Sablik was born in 1939 in Brooklyn, New York, and grew up in Queens. He graduated from Cornell University in 1960 with a bachelor’s degree in physics, in 1965 with a master’s degree from the University of Kentucky, and in 1972 with a doctorate in physics from Fordham University.
While at Cornell, Sablik’s 13-year-old brother was hit and killed by a truck while riding his bike. The trauma and counseling with a Catholic priest changed Sablik, said his daughters Karen Gonzales and Marjorie Quarles.
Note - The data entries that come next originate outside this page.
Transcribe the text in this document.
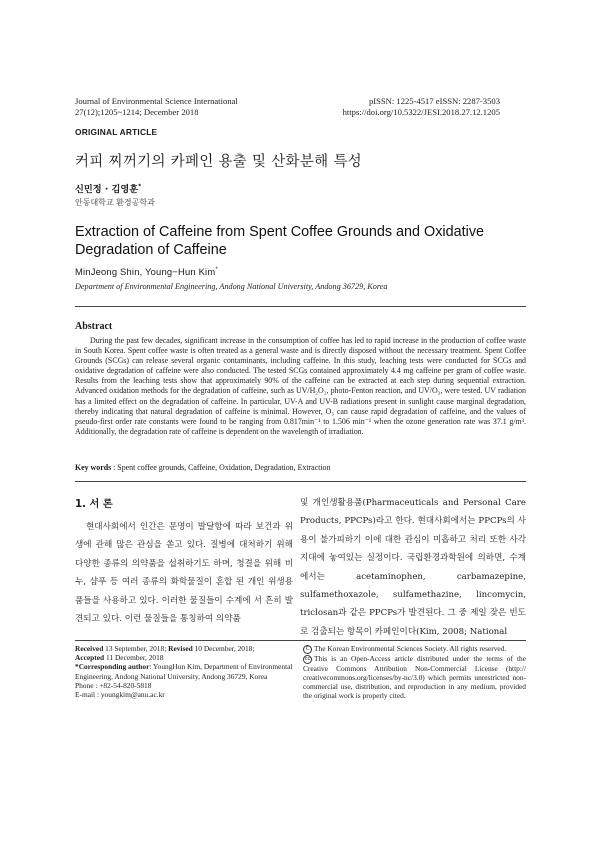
Journal of Environmental Science International
27(12);1205~1214; December 2018
pISSN: 1225-4517 eISSN: 2287-3503
https://doi.org/10.5322/JESI.2018.27.12.1205
ORIGINAL ARTICLE
커피 찌꺼기의 카페인 용출 및 산화분해 특성
신민정 · 김영훈*
안동대학교 환경공학과
Extraction of Caffeine from Spent Coffee Grounds and Oxidative Degradation of Caffeine
MinJeong Shin, Young−Hun Kim*
Department of Environmental Engineering, Andong National University, Andong 36729, Korea
Abstract
During the past few decades, significant increase in the consumption of coffee has led to rapid increase in the production of coffee waste in South Korea. Spent coffee waste is often treated as a general waste and is directly disposed without the necessary treatment. Spent Coffee Grounds (SCGs) can release several organic contaminants, including caffeine. In this study, leaching tests were conducted for SCGs and oxidative degradation of caffeine were also conducted. The tested SCGs contained approximately 4.4 mg caffeine per gram of coffee waste. Results from the leaching tests show that approximately 90% of the caffeine can be extracted at each step during sequential extraction. Advanced oxidation methods for the degradation of caffeine, such as UV/H₂O₂, photo-Fenton reaction, and UV/O₃, were tested. UV radiation has a limited effect on the degradation of caffeine. In particular, UV-A and UV-B radiations present in sunlight cause marginal degradation, thereby indicating that natural degradation of caffeine is minimal. However, O₃ can cause rapid degradation of caffeine, and the values of pseudo-first order rate constants were found to be ranging from 0.817min⁻¹ to 1.506 min⁻¹ when the ozone generation rate was 37.1 g/m³. Additionally, the degradation rate of caffeine is dependent on the wavelength of irradiation.
Key words : Spent coffee grounds, Caffeine, Oxidation, Degradation, Extraction
1. 서 론
현대사회에서 인간은 문명이 발달함에 따라 보건과 위생에 관해 많은 관심을 쏟고 있다. 질병에 대처하기 위해 다양한 종류의 의약품을 섭취하기도 하며, 청결을 위해 비누, 샴푸 등 여러 종류의 화학물질이 혼합 된 개인 위생용품들을 사용하고 있다. 이러한 물질들이 수계에 서 흔히 발견되고 있다. 이런 물질들을 통칭하여 의약품
및 개인생활용품(Pharmaceuticals and Personal Care Products, PPCPs)라고 한다. 현대사회에서는 PPCPs의 사용이 불가피하기 이에 대한 관심이 미흡하고 처리 또한 사각지대에 놓여있는 실정이다. 국립환경과학원에 의하면, 수계에서는 acetaminophen, carbamazepine, sulfamethoxazole, sulfamethazine, lincomycin, triclosan과 같은 PPCPs가 발견된다. 그 중 제일 잦은 빈도로 검출되는 항목이 카페인이다(Kim, 2008; National
Received 13 September, 2018; Revised 10 December, 2018;
Accepted 11 December, 2018
*Corresponding author: YoungHun Kim, Department of Environmental Engineering, Andong National University, Andong 36729, Korea
Phone : +82-54-820-5818
E-mail : youngkim@anu.ac.kr
C The Korean Environmental Sciences Society. All rights reserved.
cc This is an Open-Access article distributed under the terms of the Creative Commons Attribution Non-Commercial License (http:// creativecommons.org/licenses/by-nc/3.0) which permits unrestricted non-commercial use, distribution, and reproduction in any medium, provided the original work is properly cited.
Sablik was teaching at Fairleigh Dickinson University in New Jersey before he and his wife, Beverly, moved to San Antonio in 1980. At St. Luke’s, Sablik became a lector and eucharistic minister and volunteered for the St. Vincent de Paul ministry, providing food and support to those in need, as well as Cursillo.
But the Cursillo program was limited to spring and fall because there was no heat or air conditioning in the retreat center. “And my dad said this is just too slow,” Gonzales said. “He wanted to spread the word of the gospel as fast as he could.”
The last time Stephan saw his friend, he noticed Sablik and his wife of 55 years were sitting in the front row of the church for a Sunday Mass, instead of in the back as was their custom. But social distancing protocols kept him from greeting Sablik like he often did before the pandemic.
Like many public gatherings and church services, ACTS retreats were paused at the start of the pandemic and are only now being rescheduled, tentatively, for fall, Alaniz said.
Sablik fell ill with coronavirus in January and would not live to see the program restart. Beverly is recovering from serious COVID-19 complications.
“I really don’t know how he felt [about retreats being put on hold],” Hayes said. “But he wouldn’t be down by it because he knew that the pandemic was just an interruption.”
Sablik is survived by his wife Beverly; daughters Gonzales, Quarles, and Jeanne Sablik; son Lawrence Sablik; and five grandchildren. He is predeceased by a son, Victor Phillip, who died in infancy.
Funeral arrangements are pending with Mission Park North.